L'assist al Sì di Mattarella: "Democrazia da rinnovare"

Il capo dello Stato ammonisce i partiti: "Unità doverosa o Paese più debole". Duello Salvini-Maroni sull'accoglienza

L'assist al Sì di Mattarella: "Democrazia da rinnovare"

nostro inviato a Rimini

«La Repubblica è nata da un referendum», dove però la divisione degli orientamenti «è stata tradotta in una straordinaria forza unitaria». E poi, «anche per il futuro», c'è da tenere presente che «le democrazie hanno sempre bisogno di accogliere nelle loro istituzioni le innovazioni, di aggiornarsi per rappresentare sempre meglio le istanze popolari e rispondere con efficacia alle domande nuove di cittadinanza che la società pone alle istituzioni». Il referendum di cui parla il capo dello Stato aprendo la trentasettesima edizione del Meeting di Rimini, è ovviamente quello del '46 con cui gli italiani scelsero la Repubblica. Ma è difficile non leggere nelle parole di Mattarella, nel suo esordio assoluto alla kermesse ciellina anche come semplice ospite (Cl in passato lo considerava un «nemico» in quanto esponente della sinistra democristiana) un'eco della contesa sul referendum costituzionale di autunno, e quindi un assist al fronte del Sì per la riforma targata Renzi e Boschi, Anche quando insiste sul bisogno di «unità», parola ripetuta più volte con particolare riguardo dal presidente della Repubblica, perché «gli inevitabili contrasti che animano la dialettica democratica non devono farci dimenticare che i momenti di unità sono decisivi nella vita di una nazione. E che talvolta sono anche doverosi», e che «un Paese che non sa trovare occasioni di unità, diventa più debole». E anche qui un osservatore smaliziato non fatica a intravedere, tra i momenti decisivi per cui il Colle auspica «l'unità», anche la riforma dell'architrave istituzionale. Non sarebbe la prima volta che da Mattarella arriva un assist per il governo su questo campo, era già successo a New York in un discorso alla Columbia University quando il presidente, a febbraio scorso, aveva definito «importante» la riforma renziana della Costituzione, perché «consente di aumentare la velocità delle decisioni. In modo da affrontare prima i problemi, in tempo utile, e non dopo, quando può diventare più difficile». E ancora qualche mese fa in un intervento sulla rivista Italianieuropei Mattarella ha ripetuto il concetto che «la Repubblica deve sempre sapere rinnovarsi e dotarsi di strumenti più efficaci e trasparenti». Parole che suonarono come una benedizione quirinalizia al Sì, e che tornano quasi uguali nel discorso di Rimini.

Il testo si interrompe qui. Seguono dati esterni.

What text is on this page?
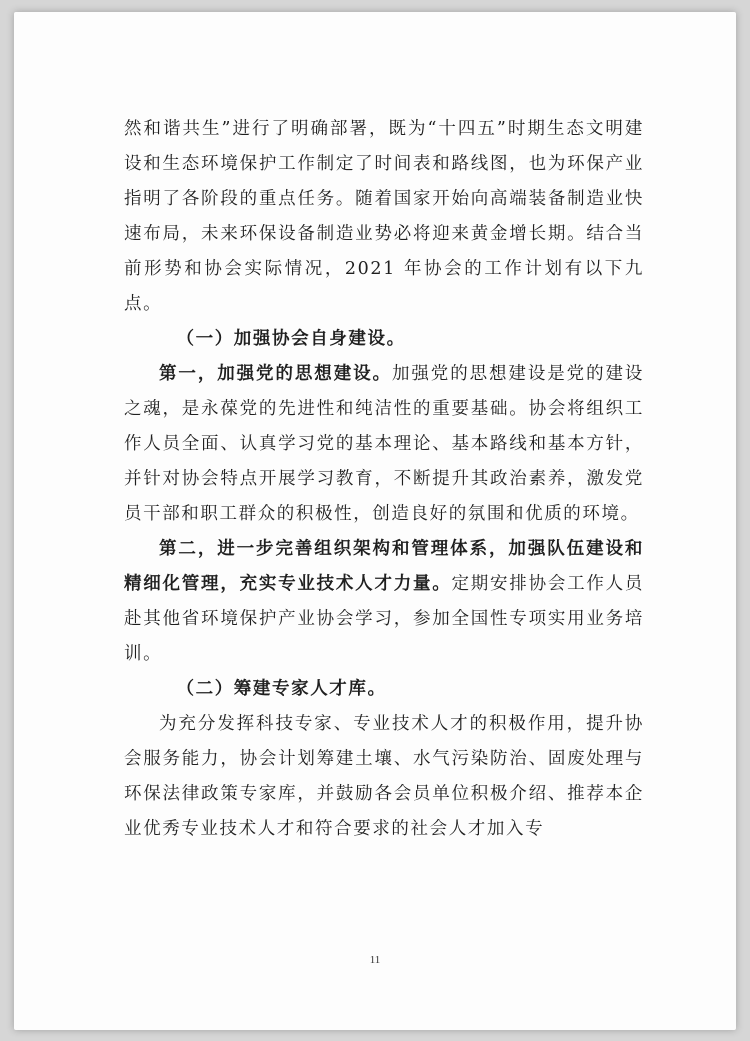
然和谐共生”进行了明确部署，既为“十四五”时期生态文明建设和生态环境保护工作制定了时间表和路线图，也为环保产业指明了各阶段的重点任务。随着国家开始向高端装备制造业快速布局，未来环保设备制造业势必将迎来黄金增长期。结合当前形势和协会实际情况，2021 年协会的工作计划有以下九点。

（一）加强协会自身建设。

第一，加强党的思想建设。加强党的思想建设是党的建设之魂，是永葆党的先进性和纯洁性的重要基础。协会将组织工作人员全面、认真学习党的基本理论、基本路线和基本方针，并针对协会特点开展学习教育，不断提升其政治素养，激发党员干部和职工群众的积极性，创造良好的氛围和优质的环境。

第二，进一步完善组织架构和管理体系，加强队伍建设和精细化管理，充实专业技术人才力量。定期安排协会工作人员赴其他省环境保护产业协会学习，参加全国性专项实用业务培训。

（二）筹建专家人才库。

为充分发挥科技专家、专业技术人才的积极作用，提升协会服务能力，协会计划筹建土壤、水气污染防治、固废处理与环保法律政策专家库，并鼓励各会员单位积极介绍、推荐本企业优秀专业技术人才和符合要求的社会人才加入专

11
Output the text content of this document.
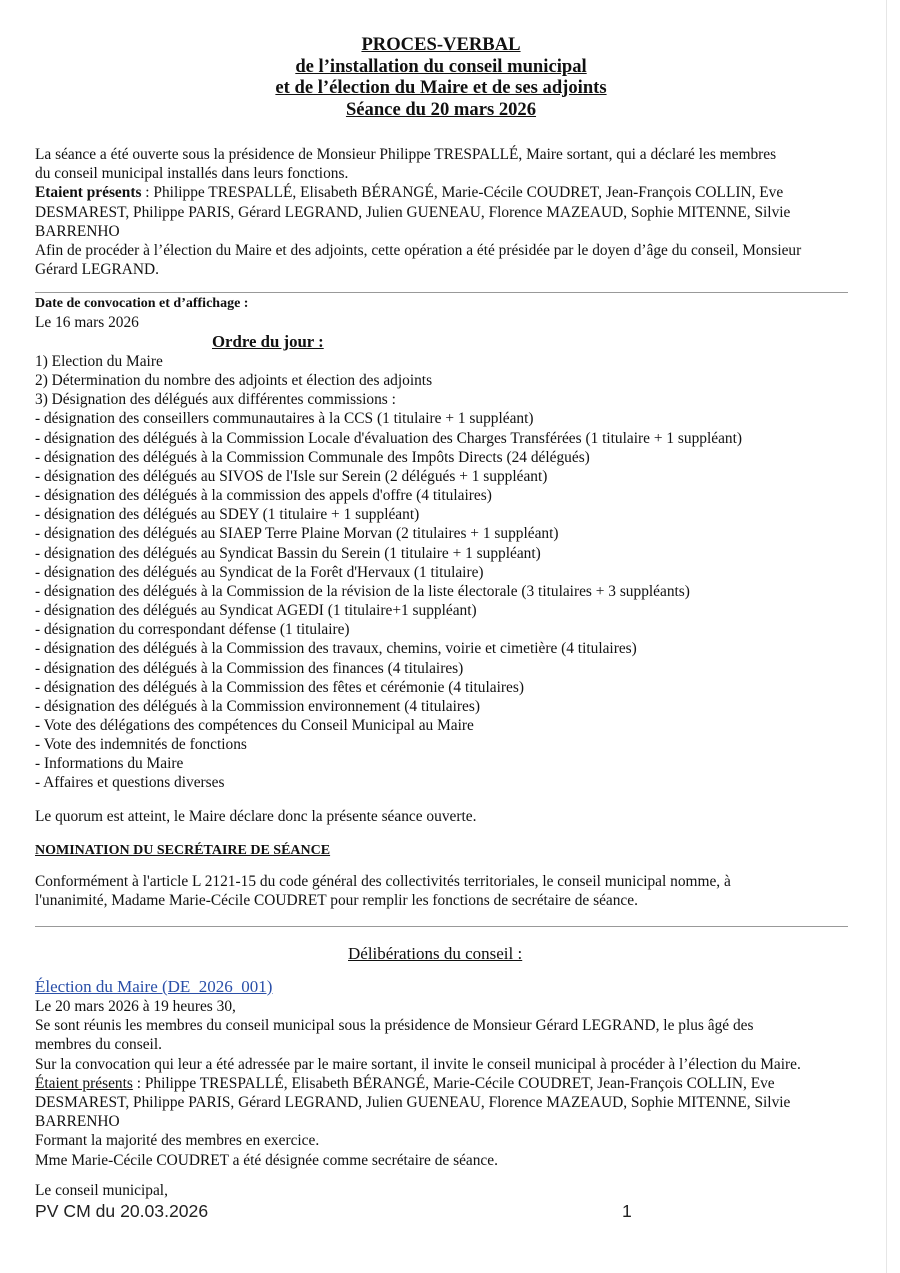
PROCES-VERBAL
de l’installation du conseil municipal
et de l’élection du Maire et de ses adjoints
Séance du 20 mars 2026
La séance a été ouverte sous la présidence de Monsieur Philippe TRESPALLÉ, Maire sortant, qui a déclaré les membres
du conseil municipal installés dans leurs fonctions.
Etaient présents : Philippe TRESPALLÉ, Elisabeth BÉRANGÉ, Marie-Cécile COUDRET, Jean-François COLLIN, Eve
DESMAREST, Philippe PARIS, Gérard LEGRAND, Julien GUENEAU, Florence MAZEAUD, Sophie MITENNE, Silvie
BARRENHO
Afin de procéder à l’élection du Maire et des adjoints, cette opération a été présidée par le doyen d’âge du conseil, Monsieur
Gérard LEGRAND.
Date de convocation et d’affichage :
Le 16 mars 2026
Ordre du jour :
1) Election du Maire
2) Détermination du nombre des adjoints et élection des adjoints
3) Désignation des délégués aux différentes commissions :
- désignation des conseillers communautaires à la CCS (1 titulaire + 1 suppléant)
- désignation des délégués à la Commission Locale d'évaluation des Charges Transférées (1 titulaire + 1 suppléant)
- désignation des délégués à la Commission Communale des Impôts Directs (24 délégués)
- désignation des délégués au SIVOS de l'Isle sur Serein (2 délégués + 1 suppléant)
- désignation des délégués à la commission des appels d'offre (4 titulaires)
- désignation des délégués au SDEY (1 titulaire + 1 suppléant)
- désignation des délégués au SIAEP Terre Plaine Morvan (2 titulaires + 1 suppléant)
- désignation des délégués au Syndicat Bassin du Serein (1 titulaire + 1 suppléant)
- désignation des délégués au Syndicat de la Forêt d'Hervaux (1 titulaire)
- désignation des délégués à la Commission de la révision de la liste électorale (3 titulaires + 3 suppléants)
- désignation des délégués au Syndicat AGEDI (1 titulaire+1 suppléant)
- désignation du correspondant défense (1 titulaire)
- désignation des délégués à la Commission des travaux, chemins, voirie et cimetière (4 titulaires)
- désignation des délégués à la Commission des finances (4 titulaires)
- désignation des délégués à la Commission des fêtes et cérémonie (4 titulaires)
- désignation des délégués à la Commission environnement (4 titulaires)
- Vote des délégations des compétences du Conseil Municipal au Maire
- Vote des indemnités de fonctions
- Informations du Maire
- Affaires et questions diverses
Le quorum est atteint, le Maire déclare donc la présente séance ouverte.
NOMINATION DU SECRÉTAIRE DE SÉANCE
Conformément à l'article L 2121-15 du code général des collectivités territoriales, le conseil municipal nomme, à
l'unanimité, Madame Marie-Cécile COUDRET pour remplir les fonctions de secrétaire de séance.
Délibérations du conseil :
Élection du Maire (DE_2026_001)
Le 20 mars 2026 à 19 heures 30,
Se sont réunis les membres du conseil municipal sous la présidence de Monsieur Gérard LEGRAND, le plus âgé des
membres du conseil.
Sur la convocation qui leur a été adressée par le maire sortant, il invite le conseil municipal à procéder à l’élection du Maire.
Étaient présents : Philippe TRESPALLÉ, Elisabeth BÉRANGÉ, Marie-Cécile COUDRET, Jean-François COLLIN, Eve
DESMAREST, Philippe PARIS, Gérard LEGRAND, Julien GUENEAU, Florence MAZEAUD, Sophie MITENNE, Silvie
BARRENHO
Formant la majorité des membres en exercice.
Mme Marie-Cécile COUDRET a été désignée comme secrétaire de séance.
Le conseil municipal,
PV CM du 20.03.2026	1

A scatenare le reazioni politiche però è questa parte dell'intervento di Mattarella, ma quella sul problema dei migranti. Il presidente, sotto al grande titolo scelto dal Meeting per questa edizione («Tu sei un bene per me»), chiama in causa i populismi che in Europa vogliono «far vincere le paure». «Attenti a non cadere nell'errore di ritenere nuove false soluzioni già vissute e fallite nel breve Novecento. Non ci difenderemo alzando muri verso l'esterno, o creando barriere divisorie al nostro interno. Non ci si illuda di risolvere il problema migratorio con un vietato l'ingresso», mentre «ci può soccorrere soltanto il principio che ci si realizza con gli altri, costruire ponti e percorsi di coesione e sviluppo». Bisogna opporsi alla «tentazione all'isolamento», spiega Mattarella, perché «le differenze ci arricchiscono». Pesantissima la risposta del leader leghista Matteo Salvini («Mattarella complice di scafisti, sfruttatori e schiavisti»), contro cui si scatena il centrosinistra.

Meno prevedibile, invece, lo smarcamento di Maroni dal suo segretario federale: «Mattarella ha detto delle cose condivisibili, che secondo me sono una denuncia dell'inefficienza del sistema europeo ed italiano di gestione dell'immigrazione clandestina».